One option that has emerged over the past ten years or so is to enroll in a university-affiliated program that provides vocational training, educational, and leisure learning experiences within a college campus environment. These programs provide young adults with experiences and challenges inherent in living away from family, within a supportive and supervised setting. Students learn to get along with others, to independently do routine personal tasks and chores, to make choices and decisions, and to engage with the larger community. Such programs focus on developing job skills and habits, career exploration, academic learning for everyday life and personal development, and community living skills.   Think College.net  is a clearinghouse of information about these programs, as well as educational options to help with preparing for and utilizing these kinds of programs.

Residential post-high school educational programs just make sense, as they provide the natural progression of developmental tasks that traditional college does for typically developing young adults. It is ridiculous to expect high school transition programs to fully prepare students with intellectual disabilities to launch into independent lifestyles  by age 18 to 21 years, when the vast majority of their classmates do not accomplish this feat! The post-secondary educational process is just as much about giving people time and opportunities to develop socially and emotionally as it is about formal education. Young adults with disabilities can benefit from these opportunities, as indicated by emerging research that indicates that graduates have significantly higher odds of being employed.

In these times of budget trimming, these innovative programs are at risk of losing their funding, just two years  into their 5-year grant cycle (see “Obama’s Budget Leaves Funding Unclear for Disabled College Students”). These programs are generally quite young, and it will be a shame if we do not give them the time to gather the data needed to evaluate their effectiveness in moving students into more independent, fulfilling lifestyles. We need to find out if, by investing tens of thousands of dollars in this kind of post-high school education, we save hundreds of thousands in costs related to caring for individuals who have not had support to learn more self-sufficiency.  Not to mention the priceless value of helping individuals attain daily lives that they find fulfilling and worthwhile, rather than restricting them to lives characterized by isolation and boredom.

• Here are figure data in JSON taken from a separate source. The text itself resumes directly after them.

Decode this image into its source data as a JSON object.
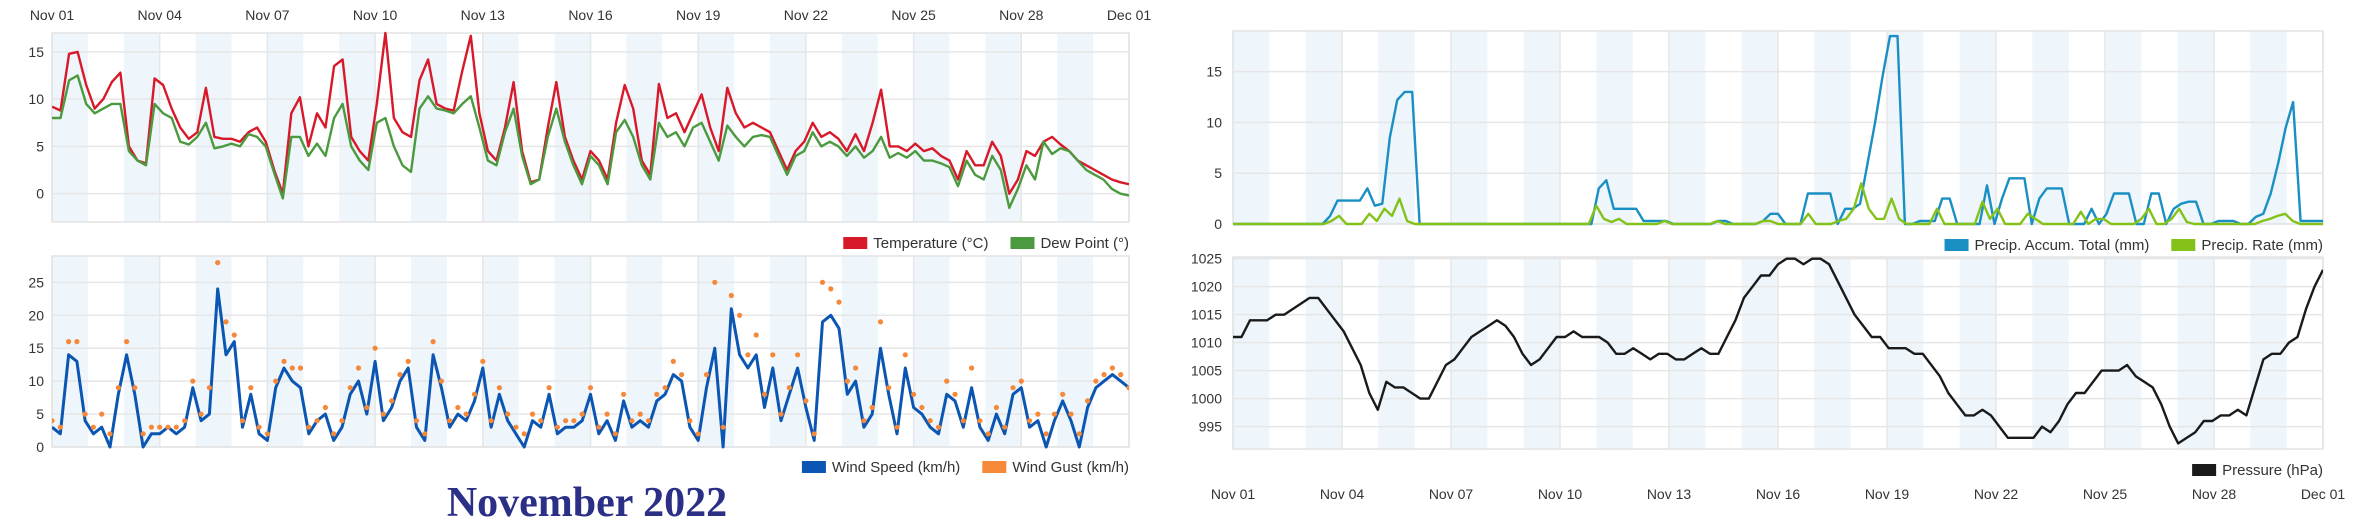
{
  "page_title": "November 2022",
  "colors": {
    "band": "#eef5fb",
    "grid": "#e6e6e6",
    "temperature": "#d7192a",
    "dew_point": "#4c9a3f",
    "wind_speed": "#0b56b3",
    "wind_gust": "#f6883a",
    "precip_accum": "#1a8fc4",
    "precip_rate": "#84c21a",
    "pressure": "#1a1a1a",
    "title": "#2b2f86"
  },
  "x_axis": {
    "start_day": 1,
    "end_day": 31,
    "tick_labels": [
      "Nov 01",
      "Nov 04",
      "Nov 07",
      "Nov 10",
      "Nov 13",
      "Nov 16",
      "Nov 19",
      "Nov 22",
      "Nov 25",
      "Nov 28",
      "Dec 01"
    ],
    "tick_days": [
      1,
      4,
      7,
      10,
      13,
      16,
      19,
      22,
      25,
      28,
      31
    ],
    "shaded_days": [
      1,
      3,
      5,
      7,
      9,
      11,
      13,
      15,
      17,
      19,
      21,
      23,
      25,
      27,
      29
    ]
  },
  "chart_data": [
    {
      "id": "temperature",
      "type": "line",
      "title": "",
      "xlabel": "",
      "ylabel": "",
      "ylim": [
        -3,
        17
      ],
      "yticks": [
        0,
        5,
        10,
        15
      ],
      "grid": true,
      "legend": "bottom-right",
      "samples_per_day": 4,
      "series": [
        {
          "name": "Temperature (°C)",
          "color_key": "temperature",
          "values": [
            9.2,
            8.8,
            14.8,
            15.0,
            11.5,
            9.0,
            10.0,
            11.8,
            12.8,
            5.0,
            3.5,
            3.2,
            12.2,
            11.5,
            9.0,
            7.0,
            5.8,
            6.5,
            11.2,
            6.0,
            5.8,
            5.8,
            5.5,
            6.5,
            7.0,
            5.5,
            2.5,
            0.0,
            8.5,
            10.2,
            5.0,
            8.5,
            7.0,
            13.5,
            14.2,
            6.0,
            4.5,
            3.5,
            9.5,
            17.0,
            8.0,
            6.5,
            6.0,
            12.0,
            14.2,
            9.5,
            9.0,
            8.8,
            13.0,
            16.7,
            8.5,
            4.5,
            3.5,
            7.0,
            11.8,
            4.5,
            1.2,
            1.5,
            7.0,
            11.8,
            6.0,
            3.5,
            1.5,
            4.5,
            3.5,
            1.5,
            7.5,
            11.5,
            9.0,
            3.5,
            2.0,
            11.6,
            8.0,
            8.5,
            6.5,
            8.5,
            10.5,
            7.0,
            4.5,
            11.2,
            8.5,
            7.0,
            7.5,
            7.0,
            6.5,
            4.5,
            2.5,
            4.5,
            5.5,
            7.5,
            6.0,
            6.5,
            5.8,
            4.5,
            6.3,
            4.5,
            7.5,
            11.0,
            5.0,
            5.0,
            4.5,
            5.3,
            4.5,
            4.8,
            4.0,
            3.5,
            1.5,
            4.5,
            3.0,
            3.0,
            5.5,
            4.0,
            0.0,
            1.5,
            4.5,
            4.0,
            5.5,
            6.0,
            5.2,
            4.5,
            3.5,
            3.0,
            2.5,
            2.0,
            1.5,
            1.2,
            1.0
          ]
        },
        {
          "name": "Dew Point (°)",
          "color_key": "dew_point",
          "values": [
            8.0,
            8.0,
            12.0,
            12.5,
            9.5,
            8.5,
            9.0,
            9.5,
            9.5,
            4.5,
            3.5,
            3.0,
            9.5,
            8.5,
            8.0,
            5.5,
            5.2,
            6.0,
            7.5,
            4.8,
            5.0,
            5.3,
            5.0,
            6.3,
            6.0,
            5.0,
            2.2,
            -0.5,
            6.0,
            6.0,
            4.0,
            5.3,
            4.0,
            8.0,
            9.5,
            5.0,
            3.5,
            2.5,
            7.5,
            8.0,
            5.0,
            3.0,
            2.3,
            9.0,
            10.3,
            9.0,
            8.8,
            8.5,
            9.5,
            10.3,
            7.0,
            3.5,
            3.0,
            6.5,
            9.0,
            4.0,
            1.0,
            1.5,
            6.0,
            9.0,
            5.5,
            3.0,
            1.0,
            4.0,
            3.0,
            1.0,
            6.5,
            7.8,
            6.0,
            3.0,
            1.5,
            7.5,
            6.0,
            6.5,
            5.0,
            7.0,
            7.5,
            5.5,
            3.5,
            7.2,
            6.0,
            5.0,
            6.0,
            6.2,
            6.0,
            4.0,
            2.0,
            4.0,
            4.5,
            6.5,
            5.0,
            5.5,
            5.0,
            4.0,
            5.0,
            3.8,
            4.5,
            6.0,
            3.8,
            4.3,
            3.8,
            4.5,
            3.5,
            3.5,
            3.2,
            2.8,
            0.8,
            3.5,
            2.0,
            1.5,
            4.0,
            2.5,
            -1.5,
            0.5,
            3.0,
            1.5,
            5.5,
            4.2,
            4.8,
            4.5,
            3.5,
            2.5,
            2.0,
            1.5,
            0.5,
            0.0,
            -0.2
          ]
        }
      ]
    },
    {
      "id": "wind",
      "type": "line",
      "title": "",
      "xlabel": "",
      "ylabel": "",
      "ylim": [
        0,
        29
      ],
      "yticks": [
        0,
        5,
        10,
        15,
        20,
        25
      ],
      "grid": true,
      "legend": "bottom-right",
      "samples_per_day": 4,
      "series": [
        {
          "name": "Wind Speed (km/h)",
          "color_key": "wind_speed",
          "style": "line",
          "values": [
            3,
            2,
            14,
            13,
            4,
            2,
            3,
            0,
            8,
            14,
            8,
            0,
            2,
            2,
            3,
            2,
            3,
            9,
            4,
            5,
            24,
            14,
            16,
            3,
            8,
            2,
            1,
            9,
            12,
            10,
            9,
            2,
            4,
            5,
            1,
            3,
            8,
            10,
            5,
            13,
            4,
            6,
            10,
            12,
            3,
            1,
            14,
            9,
            3,
            5,
            4,
            7,
            12,
            3,
            8,
            4,
            2,
            0,
            4,
            3,
            8,
            2,
            3,
            3,
            4,
            8,
            2,
            4,
            1,
            7,
            3,
            4,
            3,
            7,
            8,
            11,
            10,
            3,
            1,
            9,
            15,
            0,
            21,
            14,
            12,
            14,
            6,
            12,
            4,
            8,
            12,
            6,
            1,
            19,
            20,
            18,
            8,
            10,
            3,
            5,
            15,
            8,
            2,
            12,
            6,
            5,
            3,
            2,
            8,
            7,
            3,
            9,
            3,
            1,
            5,
            2,
            8,
            9,
            3,
            4,
            0,
            4,
            7,
            4,
            0,
            6,
            9,
            10,
            11,
            10,
            9
          ]
        },
        {
          "name": "Wind Gust (km/h)",
          "color_key": "wind_gust",
          "style": "dots",
          "values": [
            4,
            3,
            16,
            16,
            5,
            3,
            5,
            2,
            9,
            16,
            9,
            2,
            3,
            3,
            3,
            3,
            4,
            10,
            5,
            9,
            28,
            19,
            17,
            4,
            9,
            3,
            2,
            10,
            13,
            12,
            12,
            3,
            4,
            6,
            2,
            4,
            9,
            12,
            6,
            15,
            5,
            7,
            11,
            13,
            4,
            2,
            16,
            10,
            4,
            6,
            5,
            8,
            13,
            4,
            9,
            5,
            3,
            2,
            5,
            4,
            9,
            3,
            4,
            4,
            5,
            9,
            3,
            5,
            2,
            8,
            4,
            5,
            4,
            8,
            9,
            13,
            11,
            4,
            2,
            11,
            25,
            3,
            23,
            20,
            14,
            17,
            8,
            14,
            5,
            9,
            14,
            7,
            2,
            25,
            24,
            22,
            10,
            12,
            4,
            6,
            19,
            9,
            3,
            14,
            8,
            6,
            4,
            3,
            10,
            8,
            4,
            12,
            4,
            2,
            6,
            3,
            9,
            10,
            4,
            5,
            2,
            5,
            8,
            5,
            2,
            7,
            10,
            11,
            12,
            11,
            9
          ]
        }
      ]
    },
    {
      "id": "precipitation",
      "type": "line",
      "title": "",
      "xlabel": "",
      "ylabel": "",
      "ylim": [
        0,
        19
      ],
      "yticks": [
        0,
        5,
        10,
        15
      ],
      "grid": true,
      "legend": "bottom-right",
      "samples_per_day": 4,
      "series": [
        {
          "name": "Precip. Accum. Total (mm)",
          "color_key": "precip_accum",
          "values": [
            0,
            0,
            0,
            0,
            0,
            0,
            0,
            0,
            0,
            0,
            0,
            0,
            0,
            0.8,
            2.3,
            2.3,
            2.3,
            2.3,
            3.5,
            1.8,
            2.0,
            8.5,
            12.2,
            13.0,
            13.0,
            0,
            0,
            0,
            0,
            0,
            0,
            0,
            0,
            0,
            0,
            0,
            0,
            0,
            0,
            0,
            0,
            0,
            0,
            0,
            0,
            0,
            0,
            0,
            0,
            3.5,
            4.3,
            1.5,
            1.5,
            1.5,
            1.5,
            0.3,
            0.3,
            0.3,
            0.3,
            0,
            0,
            0,
            0,
            0,
            0,
            0.3,
            0.3,
            0,
            0,
            0,
            0,
            0.3,
            1.0,
            1.0,
            0,
            0,
            0,
            3.0,
            3.0,
            3.0,
            3.0,
            0,
            1.5,
            1.5,
            2.0,
            6.0,
            10.0,
            14.5,
            18.5,
            18.5,
            0,
            0,
            0.3,
            0.3,
            0.3,
            2.5,
            2.5,
            0,
            0,
            0,
            0,
            3.8,
            0,
            2.5,
            4.5,
            4.5,
            4.5,
            0,
            2.5,
            3.5,
            3.5,
            3.5,
            0,
            0,
            0,
            1.5,
            0,
            1.0,
            3.0,
            3.0,
            3.0,
            0,
            0,
            3.0,
            3.0,
            0,
            1.5,
            2.0,
            2.2,
            2.2,
            0,
            0,
            0.3,
            0.3,
            0.3,
            0,
            0,
            0.7,
            1.0,
            3.0,
            6.0,
            9.5,
            12.0,
            0.3,
            0.3,
            0.3,
            0.3
          ]
        },
        {
          "name": "Precip. Rate (mm)",
          "color_key": "precip_rate",
          "values": [
            0,
            0,
            0,
            0,
            0,
            0,
            0,
            0,
            0,
            0,
            0,
            0,
            0,
            0.3,
            0.8,
            0,
            0,
            0,
            1.0,
            0.3,
            1.5,
            0.8,
            2.5,
            0.3,
            0,
            0,
            0,
            0,
            0,
            0,
            0,
            0,
            0,
            0,
            0,
            0,
            0,
            0,
            0,
            0,
            0,
            0,
            0,
            0,
            0,
            0,
            0,
            0,
            1.8,
            0.5,
            0.2,
            0.5,
            0,
            0,
            0,
            0,
            0,
            0.3,
            0,
            0,
            0,
            0,
            0,
            0,
            0.3,
            0,
            0,
            0,
            0,
            0,
            0.3,
            0.3,
            0,
            0,
            0,
            0,
            1.0,
            0,
            0,
            0,
            0.3,
            0.5,
            1.5,
            4.0,
            1.5,
            0.5,
            0.5,
            2.5,
            0.5,
            0,
            0,
            0,
            0,
            1.5,
            0,
            0,
            0,
            0,
            0,
            2.2,
            0.5,
            1.5,
            0,
            0,
            0,
            1.0,
            0.5,
            0,
            0,
            0,
            0,
            0,
            1.2,
            0,
            0.5,
            0.5,
            0,
            0,
            0,
            0,
            0.5,
            1.5,
            0,
            0,
            0.5,
            1.5,
            0.2,
            0,
            0,
            0,
            0,
            0,
            0,
            0,
            0,
            0,
            0.3,
            0.5,
            0.8,
            1.0,
            0.3,
            0,
            0,
            0,
            0
          ]
        }
      ]
    },
    {
      "id": "pressure",
      "type": "line",
      "title": "",
      "xlabel": "",
      "ylabel": "",
      "ylim": [
        991,
        1025.3
      ],
      "yticks": [
        995,
        1000,
        1005,
        1010,
        1015,
        1020,
        1025
      ],
      "grid": true,
      "legend": "bottom-right",
      "samples_per_day": 4,
      "series": [
        {
          "name": "Pressure (hPa)",
          "color_key": "pressure",
          "values": [
            1011,
            1011,
            1014,
            1014,
            1014,
            1015,
            1015,
            1016,
            1017,
            1018,
            1018,
            1016,
            1014,
            1012,
            1009,
            1006,
            1001,
            998,
            1003,
            1002,
            1002,
            1001,
            1000,
            1000,
            1003,
            1006,
            1007,
            1009,
            1011,
            1012,
            1013,
            1014,
            1013,
            1011,
            1008,
            1006,
            1007,
            1009,
            1011,
            1011,
            1012,
            1011,
            1011,
            1011,
            1010,
            1008,
            1008,
            1009,
            1008,
            1007,
            1008,
            1008,
            1007,
            1007,
            1008,
            1009,
            1008,
            1008,
            1011,
            1014,
            1018,
            1020,
            1022,
            1022,
            1024,
            1025,
            1025,
            1024,
            1025,
            1025,
            1024,
            1021,
            1018,
            1015,
            1013,
            1011,
            1011,
            1009,
            1009,
            1009,
            1008,
            1008,
            1006,
            1004,
            1001,
            999,
            997,
            997,
            998,
            997,
            995,
            993,
            993,
            993,
            993,
            995,
            994,
            996,
            999,
            1001,
            1001,
            1003,
            1005,
            1005,
            1005,
            1006,
            1004,
            1003,
            1002,
            999,
            995,
            992,
            993,
            994,
            996,
            996,
            997,
            997,
            998,
            997,
            1002,
            1007,
            1008,
            1008,
            1010,
            1011,
            1016,
            1020,
            1023
          ]
        }
      ]
    }
  ]
}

Jeff Bradford, director of the TPSID project at the University of Kentucky had it right when he identified this as a matter of civil rights. I hope that there will be a groundswell of support to preserve and maintain full funding for these newly-implemented programs, so that they have a chance to show their outcomes, thus allowing a fair and accurate assessment of their worth. I feel a letter to my state and federal representatives coming on, and I hope that you do, too!